Joan emerged from the bathroom and called out again, “Dave!” Then she sat at the dressing table and spoke to her reflection. “Left early, I guess. There was some big project he said he had to finish today.” She paused, hair brush raised.

There was a sudden flash... of memory? She frowned at the mirror. Not something remembered exactly. It was more like a sensation.

* * *

Dressed in jeans and tee shirt, Joan went downstairs. In the kitchen, she put a frozen waffle in the toaster and poured tomato juice. Jubilation, their calico cat, mewed and made figure eights around her feet. She picked up the cat and rubbed her cheek against soft fur.

“You hungry, JubJub?” She looked at the empty food dish near the basement door and shivered slightly. “Someone walking on my grave," she murmured. "At least he could have fed you before he left,” she said to the cat.

Jubilation jumped to the floor. Joan opened a package of soft cat food and emptied it into the dish. The cat purred loudly as she began eating. Joan looked at the clean counter top and empty sink.

“Well, he must not have had breakfast. I hope he has the sense to stop on the way to get something.”

She retrieved the waffle, put it on a plate, took honey from the cupboard and poured a spoonful over the waffle. She sat at the table to eat. Jubilation walked over and sat by her chair.

“You want out, don't you, sweetums?”

Jubilation mewed softly then daintily began washing her face.

* * *

She finished the vacuuming and gathered the laundry. At the basement, door she paused and put the laundry basket on the floor.

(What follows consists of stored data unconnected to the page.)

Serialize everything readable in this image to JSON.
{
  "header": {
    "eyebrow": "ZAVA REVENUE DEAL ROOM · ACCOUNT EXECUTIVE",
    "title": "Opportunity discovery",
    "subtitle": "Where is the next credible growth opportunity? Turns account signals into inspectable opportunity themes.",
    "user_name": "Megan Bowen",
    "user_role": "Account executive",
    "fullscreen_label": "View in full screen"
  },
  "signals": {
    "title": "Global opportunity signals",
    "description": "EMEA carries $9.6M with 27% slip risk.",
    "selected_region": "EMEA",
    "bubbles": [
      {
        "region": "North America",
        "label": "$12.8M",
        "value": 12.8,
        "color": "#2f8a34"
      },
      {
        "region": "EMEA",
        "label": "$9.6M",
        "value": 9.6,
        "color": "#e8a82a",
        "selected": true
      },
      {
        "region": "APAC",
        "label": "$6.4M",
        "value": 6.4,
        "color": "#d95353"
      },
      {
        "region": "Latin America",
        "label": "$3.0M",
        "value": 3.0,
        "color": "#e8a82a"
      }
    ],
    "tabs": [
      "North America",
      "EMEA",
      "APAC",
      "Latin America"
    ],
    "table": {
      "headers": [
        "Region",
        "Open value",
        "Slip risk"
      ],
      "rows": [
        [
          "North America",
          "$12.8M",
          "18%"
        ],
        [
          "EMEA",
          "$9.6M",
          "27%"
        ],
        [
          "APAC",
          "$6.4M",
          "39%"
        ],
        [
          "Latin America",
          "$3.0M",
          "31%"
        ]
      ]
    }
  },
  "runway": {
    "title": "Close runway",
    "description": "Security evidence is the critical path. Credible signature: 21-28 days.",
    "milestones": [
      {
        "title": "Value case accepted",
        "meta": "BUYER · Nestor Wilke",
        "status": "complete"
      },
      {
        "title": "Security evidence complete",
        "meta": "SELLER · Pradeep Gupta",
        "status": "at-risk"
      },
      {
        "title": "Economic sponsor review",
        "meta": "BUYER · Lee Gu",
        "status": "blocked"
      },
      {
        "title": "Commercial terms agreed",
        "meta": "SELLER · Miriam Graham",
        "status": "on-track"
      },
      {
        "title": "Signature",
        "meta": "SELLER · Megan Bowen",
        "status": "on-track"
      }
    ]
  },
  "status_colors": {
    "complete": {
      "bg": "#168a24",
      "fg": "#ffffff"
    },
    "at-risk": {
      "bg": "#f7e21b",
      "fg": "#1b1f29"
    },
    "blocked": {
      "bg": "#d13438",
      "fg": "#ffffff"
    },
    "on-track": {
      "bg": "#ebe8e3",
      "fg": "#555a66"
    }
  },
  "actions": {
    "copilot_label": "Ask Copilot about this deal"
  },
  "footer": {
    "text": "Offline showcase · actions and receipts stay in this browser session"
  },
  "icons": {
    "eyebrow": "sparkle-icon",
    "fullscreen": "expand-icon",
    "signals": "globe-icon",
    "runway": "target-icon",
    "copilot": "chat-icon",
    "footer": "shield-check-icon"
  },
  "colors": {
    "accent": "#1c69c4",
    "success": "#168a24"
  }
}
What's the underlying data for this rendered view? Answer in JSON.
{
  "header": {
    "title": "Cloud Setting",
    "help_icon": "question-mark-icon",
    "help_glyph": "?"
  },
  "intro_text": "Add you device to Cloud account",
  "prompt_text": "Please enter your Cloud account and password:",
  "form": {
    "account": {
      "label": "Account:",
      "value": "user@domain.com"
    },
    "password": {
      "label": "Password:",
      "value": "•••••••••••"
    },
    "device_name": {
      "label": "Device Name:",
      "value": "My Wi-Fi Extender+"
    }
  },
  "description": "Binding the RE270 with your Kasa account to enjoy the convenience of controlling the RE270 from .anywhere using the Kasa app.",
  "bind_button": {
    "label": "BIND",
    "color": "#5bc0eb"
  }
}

“Later. I need some fresh air.” She spoke to the cat sitting by the back door. “We're going to do some gardening.” Jubilation gave a hopeful meow.

In the backyard, Joan knelt at a flower bed, a small pile of weeds beside her. With a hand rake, she cultivated between the plants, enjoying the smell of rich earth and the warmth of the sun on her shoulders. The neighbor's TV blared a soap opera, something about infidelity. It disturbed the even keel of her mind, so Joan blocked the sound out and sank into the pleasures of gardening. A flicker of movement caught her eye. Turning, she saw the cat stalking a bird on the grass.

“Jubilation! No!”

The bird took flight at the sound of her cry, and the cat looked at her in apparent disgust. The incident unnerved her; suddenly the earthy smell cloyed and the sun seemed oppressive.

Joan rose, brushed off her hands, and returned to the house. Once inside, she looked hesitantly around the kitchen.

“Maybe some tea.” She filled the tea kettle and put it on the burner. As she waited for the water to boil, she sank into a chair at the kitchen table. The restlessness of mind of the previous night returned. What were those dreams about?

The kettle whistled, and Joan jumped. The whistling sounded like a human scream. She rose from the chair, so quickly that it fell over, and snatched the kettle from the stove.

“This is stupid!” she said to the walls. Still, tea no longer had any appeal. “I'll do the laundry and then get out, maybe go to the library.”

Joan crossed to the laundry basket and picked it up. Resting it on one hip, she opened the basement door and reached in to flip on the light. That's when the screaming really started-when she saw her husband's body sprawled at the foot of the steps, a knife protruding from his chest.